In the small suburb where I live, where the shopping strip is often referred to as the Village, there has recently been a disturbance in the usually harmonious business community. This has been caused by a pop-up coffee shop opening just two doors away from an existing, long standing, popular, hole in the wall coffee shop.
The owner of the new pop-up already has an established coffee shop in an adjacent suburb.
So, why has this ruffled feathers, particularly my feathers? For me the very fact of setting up a very similar business (I would image on a shoestring as its a pop-up) just two doors from a long standing existing business could be seen as aggressive competition; especially when it also appears the new business is attempting to compete on price (at first advertising coffee at $3 all day when the standard rate in town is $3.80 – $4.00). As we know, in business, no-one wins in a price war.
I have been running businesses and sitting on boards in Brisbane for the last ten years. I love business, start-ups and entrepreneurialism. I know that business has the power to effect great social change, but also the power to do harm. I am mostly interested in the new forms of business that have ethical and social considerations at the fore, e.g LUSH, Buffed, SEED PPM etc. These businesses show me that we don’t have to continue to do business they way its been done for the last hundred years (ultra competitive markets), because clearly the market is not always right.

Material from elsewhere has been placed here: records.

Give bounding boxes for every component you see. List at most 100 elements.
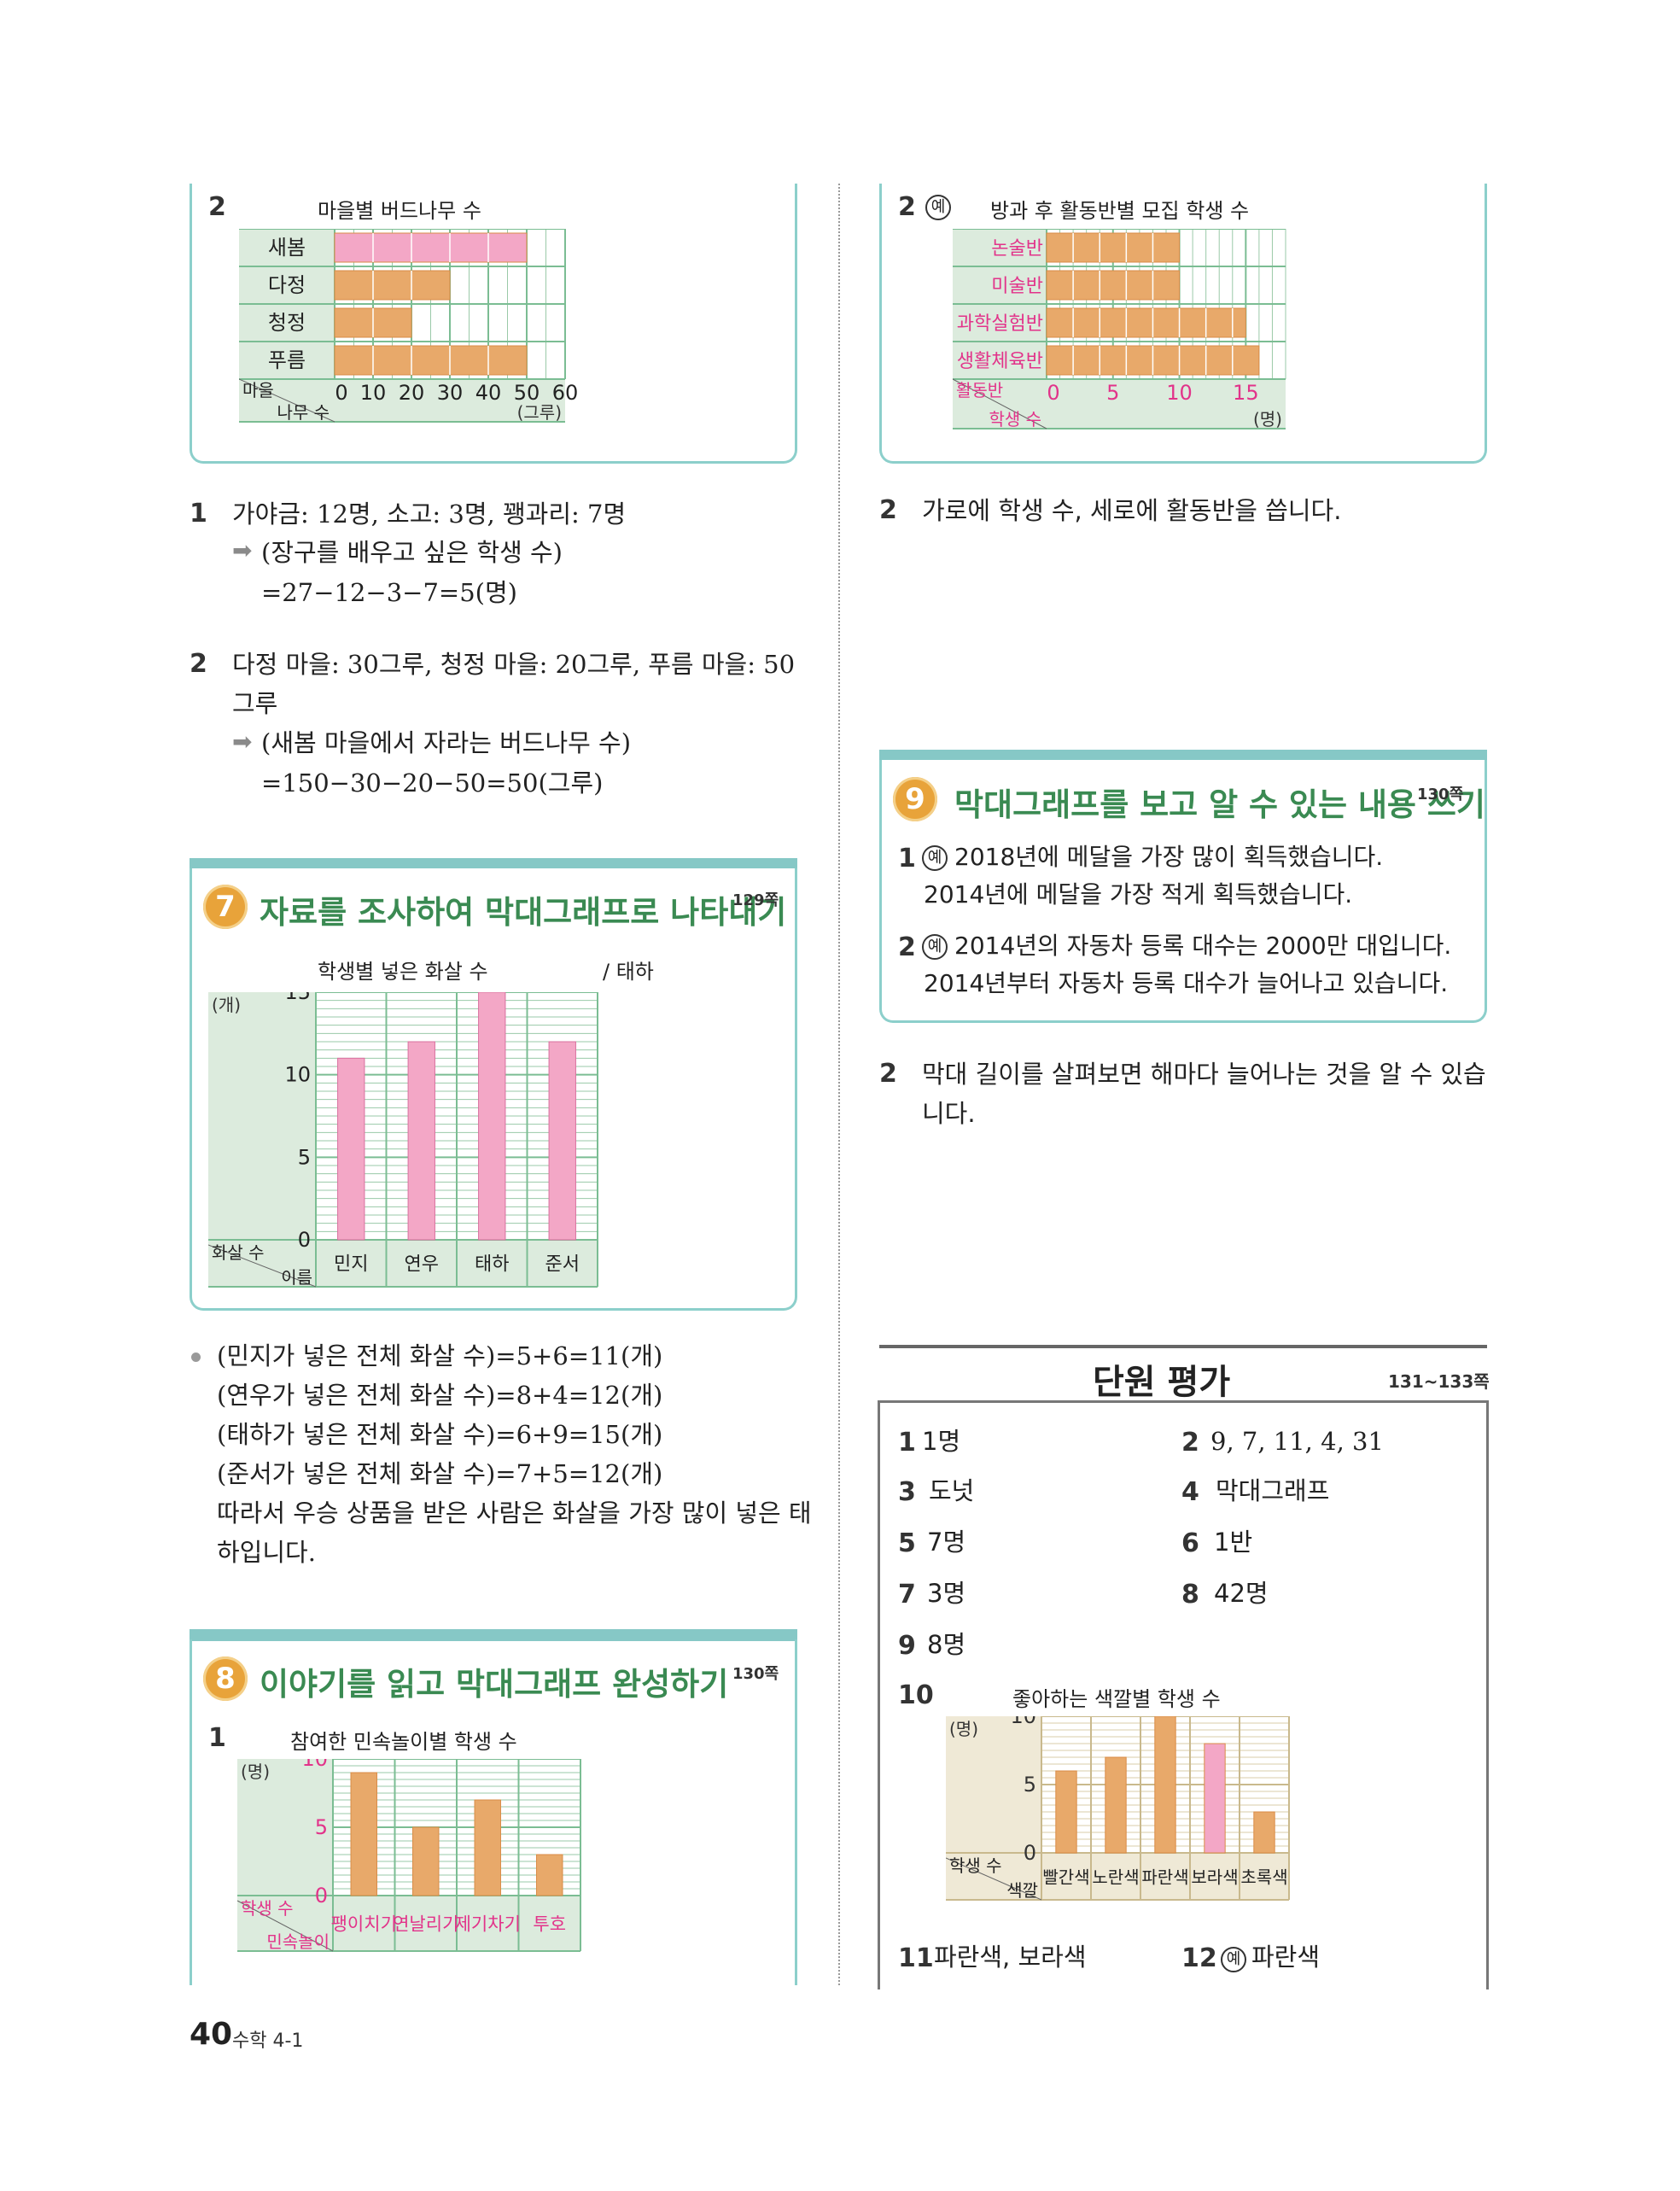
sec8-chart-title: 참여한 민속놀이별 학생 수 [290, 1730, 517, 1754]
tick-label: 10 [360, 381, 387, 405]
category-label: 노란색 [1092, 1867, 1139, 1888]
bullet-dot [191, 1353, 201, 1362]
tick-label: 10 [1166, 381, 1193, 405]
right-chart2-title: 방과 후 활동반별 모집 학생 수 [990, 199, 1250, 223]
eval-ans6-text: 1반 [1214, 1528, 1253, 1557]
eval-q11-text: 파란색, 보라색 [934, 1943, 1087, 1972]
bullet-line-4: (준서가 넣은 전체 화살 수)=7+5=12(개) [217, 1459, 663, 1488]
unit-eval-title: 단원 평가 [1093, 1363, 1231, 1402]
sec8-box-sides [190, 1639, 797, 1985]
right-ans2b-line1: 막대 길이를 살펴보면 해마다 늘어나는 것을 알 수 있습 [922, 1060, 1486, 1089]
col-header: 민속놀이 [266, 1931, 330, 1952]
sec8-page-ref: 130쪽 [732, 1665, 779, 1683]
bar [1253, 1811, 1275, 1854]
left-ans1-num: 1 [190, 499, 207, 529]
row-header: 활동반 [956, 380, 1003, 400]
header-diagonal [946, 1857, 1042, 1901]
footer-page-num: 40 [190, 2017, 233, 2052]
category-label-bg [239, 229, 335, 422]
sec9-number-badge: 9 [893, 777, 937, 821]
header-diagonal [237, 1900, 334, 1952]
tick-label: 50 [514, 381, 540, 405]
sec9-page-ref: 130쪽 [1417, 786, 1464, 803]
header-diagonal [953, 378, 1047, 429]
eval-ans3-text: 도넛 [929, 1476, 975, 1505]
category-label: 파란색 [1141, 1867, 1188, 1888]
col-header: 색깔 [1006, 1880, 1038, 1901]
sec9-item1-num: 1 [898, 844, 916, 873]
tick-label: 5 [298, 1145, 311, 1169]
footer-book: 수학 4-1 [232, 2030, 304, 2052]
sec7-header-bar [190, 858, 797, 870]
bar [334, 345, 528, 376]
category-label: 새봄 [268, 236, 306, 260]
tick-label: 20 [399, 381, 425, 405]
category-bg [1041, 1853, 1289, 1900]
sec7-chart-note: / 태하 [603, 960, 654, 984]
unit-eval-page: 131~133쪽 [1388, 1371, 1490, 1392]
bar [548, 1041, 576, 1241]
tick-label: 15 [1233, 381, 1259, 405]
sec9-item1-line1: 2018년에 메달을 가장 많이 획득했습니다. [954, 843, 1384, 871]
bar [334, 232, 528, 263]
sec8-title: 이야기를 읽고 막대그래프 완성하기 [260, 1666, 729, 1703]
arrow-icon: ➡ [232, 536, 253, 564]
sec9-box [879, 760, 1487, 1023]
unit-eval-top-rule [879, 1345, 1487, 1348]
eval-ans9-text: 8명 [927, 1630, 966, 1659]
axis-label-bg [335, 379, 565, 422]
column-divider [838, 184, 840, 1985]
sec7-chart-title: 학생별 넣은 화살 수 [318, 960, 488, 984]
bullet-line-6: 하입니다. [217, 1538, 316, 1567]
eval-ans5-num: 5 [898, 1528, 916, 1558]
bar [1046, 307, 1246, 338]
header-diagonal [208, 1244, 317, 1288]
bullet-line-1: (민지가 넣은 전체 화살 수)=5+6=11(개) [217, 1341, 663, 1370]
eval-ans1-num: 1 [898, 1428, 916, 1458]
eval-q10-title: 좋아하는 색깔별 학생 수 [1012, 1687, 1221, 1711]
left-ans1-line1: 가야금: 12명, 소고: 3명, 꽹과리: 7명 [232, 500, 627, 529]
left-ans1-line2: (장구를 배우고 싶은 학생 수) [261, 538, 563, 567]
sec9-item2-line2: 2014년부터 자동차 등록 대수가 늘어나고 있습니다. [924, 969, 1449, 997]
category-label: 생활체육반 [957, 351, 1043, 372]
eval-q11-num: 11 [898, 1943, 934, 1973]
eval-ans8-text: 42명 [1214, 1579, 1269, 1608]
axis-bg [208, 992, 316, 1287]
tick-label: 5 [1024, 1773, 1036, 1797]
eval-ans5-text: 7명 [927, 1528, 966, 1557]
bar [350, 1772, 377, 1896]
bar [478, 992, 506, 1241]
category-label: 보라색 [1191, 1867, 1238, 1888]
left-ans2-line1b: 그루 [232, 689, 278, 718]
tick-label: 0 [315, 1884, 328, 1908]
tick-label: 10 [1010, 1716, 1036, 1728]
right-ans2b-num: 2 [879, 1059, 897, 1089]
category-label: 논술반 [991, 238, 1043, 260]
left-ans1-line3: =27−12−3−7=5(명) [261, 578, 517, 607]
tick-label: 10 [284, 1063, 311, 1087]
col-header: 나무 수 [277, 402, 330, 423]
category-label: 빨간색 [1042, 1867, 1089, 1888]
bar [1046, 270, 1181, 301]
eval-q12-ex: 예 [1221, 1947, 1246, 1972]
eval-q10-chart: 10 5 0 (명) 빨간색 노란색 파란색 보라색 초록색 학생 수색깔 [946, 1716, 1290, 1901]
tick-label: 10 [301, 1759, 328, 1771]
category-label: 다정 [268, 273, 306, 297]
tick-label: 30 [437, 381, 464, 405]
category-label: 민지 [334, 1254, 368, 1276]
eval-ans7-text: 3명 [927, 1579, 966, 1608]
tick-label: 0 [1024, 1841, 1036, 1865]
sec9-header-bar [879, 750, 1487, 762]
axis-label-bg [1047, 379, 1286, 429]
bar [412, 1826, 440, 1896]
category-label: 준서 [545, 1254, 580, 1276]
sec7-page-ref: 129쪽 [732, 891, 779, 909]
bar [407, 1041, 435, 1241]
row-header: 학생 수 [949, 1855, 1002, 1876]
tick-label: 0 [1047, 381, 1059, 405]
category-label-bg [953, 229, 1047, 429]
category-label: 투호 [533, 1914, 566, 1935]
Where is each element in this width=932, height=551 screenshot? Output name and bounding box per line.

To save relying on the flawed free-market methodology, I believe that when a new business owner writes a business plan they should do Community Risk Analysis; asking “if I open a business here, how will that affect others in this community” – what is the scale and probability of negative (and positive) community and social impact.
Overtly aggressive competition is anathema to everything I believe in; it’s a patriarchal, last century business model, especially in small towns. A debate was had on facebook when this pop-up popped up, with defenders of the free market stating that ‘people didn’t complain when other cafes started selling coffee in the ‘village’; these arguments were quickly responded to by people pointing out that those other cafe’s in question were not two doors (10 metres) away from an existing business and “have a point of difference from one another”. There were other tired arguments on how customers will choose the best coffee etc, but these miss the central problem; the moral question of setting up two doors away from an existing almost identical model.
When we rely on the ‘market is always right’ type of argument we miss the point that, as Naomi Klein says, (the capitalist) “system doesn’t think as an entity; it thinks as collections of self-interested profit-seeking units”; and those self-interested profit-seeking units don’t take into account the effect one small business opening close-by to an existing similar business will have on the people that own the first business and of the staff that work there.
It seems fairly clear after living her for ten years that local residents enjoy the ‘village’ atmosphere, including the supporters of the pop-up business; but surely in village life businesses tend to be more collaborative and supportive. It’s time we put that into practice.